I have never been in a prison communal area, though I imagine one to look very similar to the dining room at The Merry Maid. The false ceiling is low and holds in the monotone coverage of the Sky Sports from the mounted plasma screen. A heavily chipped wall shows the quality of darts played here in yesteryear, whilst locals compete at pool from the other end. It’s not the place I would feel comfortable about my girlfriend coming without me. And that has nothing to do with the pub, its dubious location in Highgate, or its subsequent locals. I just don’t want her getting better than me at pool.

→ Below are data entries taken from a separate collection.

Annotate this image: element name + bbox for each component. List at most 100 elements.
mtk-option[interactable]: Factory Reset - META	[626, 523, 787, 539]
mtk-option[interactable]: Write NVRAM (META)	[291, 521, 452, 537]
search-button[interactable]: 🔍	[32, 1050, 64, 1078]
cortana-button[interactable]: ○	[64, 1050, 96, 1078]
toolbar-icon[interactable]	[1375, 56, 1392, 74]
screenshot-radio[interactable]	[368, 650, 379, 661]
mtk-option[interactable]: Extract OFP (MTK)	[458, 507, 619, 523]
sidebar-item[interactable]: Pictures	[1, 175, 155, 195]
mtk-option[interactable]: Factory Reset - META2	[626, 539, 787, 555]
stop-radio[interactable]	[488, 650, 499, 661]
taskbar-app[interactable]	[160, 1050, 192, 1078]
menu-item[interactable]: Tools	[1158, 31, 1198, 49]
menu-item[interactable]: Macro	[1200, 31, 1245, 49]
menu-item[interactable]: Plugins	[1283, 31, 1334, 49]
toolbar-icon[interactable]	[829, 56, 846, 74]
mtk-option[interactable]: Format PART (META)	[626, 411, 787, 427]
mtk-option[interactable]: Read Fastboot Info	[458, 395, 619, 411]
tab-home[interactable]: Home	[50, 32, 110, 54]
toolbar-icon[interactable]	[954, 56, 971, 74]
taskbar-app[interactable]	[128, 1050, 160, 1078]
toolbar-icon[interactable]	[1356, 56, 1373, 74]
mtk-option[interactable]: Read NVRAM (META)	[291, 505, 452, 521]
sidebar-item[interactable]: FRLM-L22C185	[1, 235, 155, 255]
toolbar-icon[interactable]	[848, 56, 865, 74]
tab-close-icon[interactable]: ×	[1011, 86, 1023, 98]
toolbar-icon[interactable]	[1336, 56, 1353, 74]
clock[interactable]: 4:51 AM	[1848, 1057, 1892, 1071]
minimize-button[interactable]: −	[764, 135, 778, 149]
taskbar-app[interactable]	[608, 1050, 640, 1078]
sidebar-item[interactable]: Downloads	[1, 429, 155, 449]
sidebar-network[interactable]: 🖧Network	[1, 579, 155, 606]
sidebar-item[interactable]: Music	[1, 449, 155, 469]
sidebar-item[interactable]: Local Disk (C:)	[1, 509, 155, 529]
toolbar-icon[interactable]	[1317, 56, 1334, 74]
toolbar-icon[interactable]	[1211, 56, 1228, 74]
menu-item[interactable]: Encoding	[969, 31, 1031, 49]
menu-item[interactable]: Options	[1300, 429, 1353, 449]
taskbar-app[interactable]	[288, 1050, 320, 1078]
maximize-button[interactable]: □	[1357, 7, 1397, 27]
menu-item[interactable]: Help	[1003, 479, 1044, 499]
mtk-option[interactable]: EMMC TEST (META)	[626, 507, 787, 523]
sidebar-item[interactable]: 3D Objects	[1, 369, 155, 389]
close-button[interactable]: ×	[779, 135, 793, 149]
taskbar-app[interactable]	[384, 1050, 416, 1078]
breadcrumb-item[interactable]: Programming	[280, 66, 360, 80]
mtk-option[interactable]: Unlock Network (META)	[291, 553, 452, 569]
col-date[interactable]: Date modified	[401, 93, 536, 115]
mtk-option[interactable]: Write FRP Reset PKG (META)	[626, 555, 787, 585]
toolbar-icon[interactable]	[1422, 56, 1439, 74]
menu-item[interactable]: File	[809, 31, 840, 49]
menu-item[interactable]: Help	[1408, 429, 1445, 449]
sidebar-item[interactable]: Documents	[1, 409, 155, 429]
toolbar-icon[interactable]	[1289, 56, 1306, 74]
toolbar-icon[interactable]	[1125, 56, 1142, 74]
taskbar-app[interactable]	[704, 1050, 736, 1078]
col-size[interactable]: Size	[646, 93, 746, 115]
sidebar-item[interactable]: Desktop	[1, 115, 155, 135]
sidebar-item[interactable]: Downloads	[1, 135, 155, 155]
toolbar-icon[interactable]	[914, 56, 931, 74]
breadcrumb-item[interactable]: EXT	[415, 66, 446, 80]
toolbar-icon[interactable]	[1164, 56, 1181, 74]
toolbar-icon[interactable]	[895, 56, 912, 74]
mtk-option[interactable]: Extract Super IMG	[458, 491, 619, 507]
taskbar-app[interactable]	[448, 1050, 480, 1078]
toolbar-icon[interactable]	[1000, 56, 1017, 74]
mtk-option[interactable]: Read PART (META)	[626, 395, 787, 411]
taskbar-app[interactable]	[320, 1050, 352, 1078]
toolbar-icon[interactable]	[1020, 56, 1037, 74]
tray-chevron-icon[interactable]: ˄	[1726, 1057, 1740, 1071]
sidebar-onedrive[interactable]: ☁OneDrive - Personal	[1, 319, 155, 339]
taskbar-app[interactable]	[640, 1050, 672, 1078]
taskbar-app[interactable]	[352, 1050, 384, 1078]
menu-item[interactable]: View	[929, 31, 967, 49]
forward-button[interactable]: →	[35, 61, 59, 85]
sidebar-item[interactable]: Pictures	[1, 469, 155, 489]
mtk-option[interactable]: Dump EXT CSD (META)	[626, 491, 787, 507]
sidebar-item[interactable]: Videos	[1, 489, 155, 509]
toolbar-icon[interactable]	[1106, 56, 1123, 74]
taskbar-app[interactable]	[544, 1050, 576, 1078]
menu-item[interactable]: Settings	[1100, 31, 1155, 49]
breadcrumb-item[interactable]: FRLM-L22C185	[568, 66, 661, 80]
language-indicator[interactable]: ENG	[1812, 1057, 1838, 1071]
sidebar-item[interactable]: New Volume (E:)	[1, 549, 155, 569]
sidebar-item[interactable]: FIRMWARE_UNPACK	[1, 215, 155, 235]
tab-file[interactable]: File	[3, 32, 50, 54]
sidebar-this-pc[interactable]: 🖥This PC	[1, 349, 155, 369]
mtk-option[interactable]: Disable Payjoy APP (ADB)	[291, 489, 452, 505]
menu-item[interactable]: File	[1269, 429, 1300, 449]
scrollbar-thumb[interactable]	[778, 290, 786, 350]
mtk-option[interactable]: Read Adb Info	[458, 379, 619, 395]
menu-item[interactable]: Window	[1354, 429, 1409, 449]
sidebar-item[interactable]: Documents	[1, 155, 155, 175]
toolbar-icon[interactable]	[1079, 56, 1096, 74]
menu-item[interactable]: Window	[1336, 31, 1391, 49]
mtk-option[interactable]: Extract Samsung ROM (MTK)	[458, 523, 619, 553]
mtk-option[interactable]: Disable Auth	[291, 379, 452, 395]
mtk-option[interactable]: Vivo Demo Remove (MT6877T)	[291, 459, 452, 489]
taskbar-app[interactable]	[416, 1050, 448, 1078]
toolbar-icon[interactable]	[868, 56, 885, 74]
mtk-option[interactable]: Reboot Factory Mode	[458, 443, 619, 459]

But, occasionally, it makes no difference whether the dining room looks like a prison communal or a Venetian palace. Sometimes the food is so good that word-of-mouth takes over and you find yourself in the vast corners of society to get a fill, like in Highgate, where even the stray dogs walk around in pairs. And here, on a damp Tuesday evening, the dining room is packed with those in the know, willing to make the pilgrimage.

The short menu has a few curries, from which we tried two: A butter chicken was an artery thickening joy, which made me wonder why anyone looking towards the milder side would choose a tikki masala over this, and a chicken kahari, a pungent thing of beauty, punctured with plenty of fresh green chillies. Both were keenly spiced, offering levels of flavouring above your standard curry fare. The accompanying peshwari naans were supple and avoided cloying sweetness.



It’s not the curries that are the main attraction here, as testified by 90% of the dining/pool room. They come here for the meat; marinated, impaled, and plunged into a seriously hot tandoor. The result is a charred meat, full of meaty flavour and as tender as a newly singleton. All of it; the tikka chicken breast and wings, the shish kebab, the lamb chops, are simply impeccable. Eight pound for the small mixed grill is enough to feed three. Eleven quid will get you the large portion sufficient for a table to feast on. Little wonder they are always full.


It’s hard to take in that the best tandoor cooking I have tried is a few miles from my door, and harder to accept that I have taken so long to find it. I don’t care that my beer choice is limited to the piss poor Carlsberg or Stella, or that the food is served on kitchen tissue. For once I don’t care for which farm my chicken comes from, or what grass my lamb is eating. The food here makes everything irrelevant when it arrives at the table. Others have been eating here for a while knowing this. I cant wait to join them again.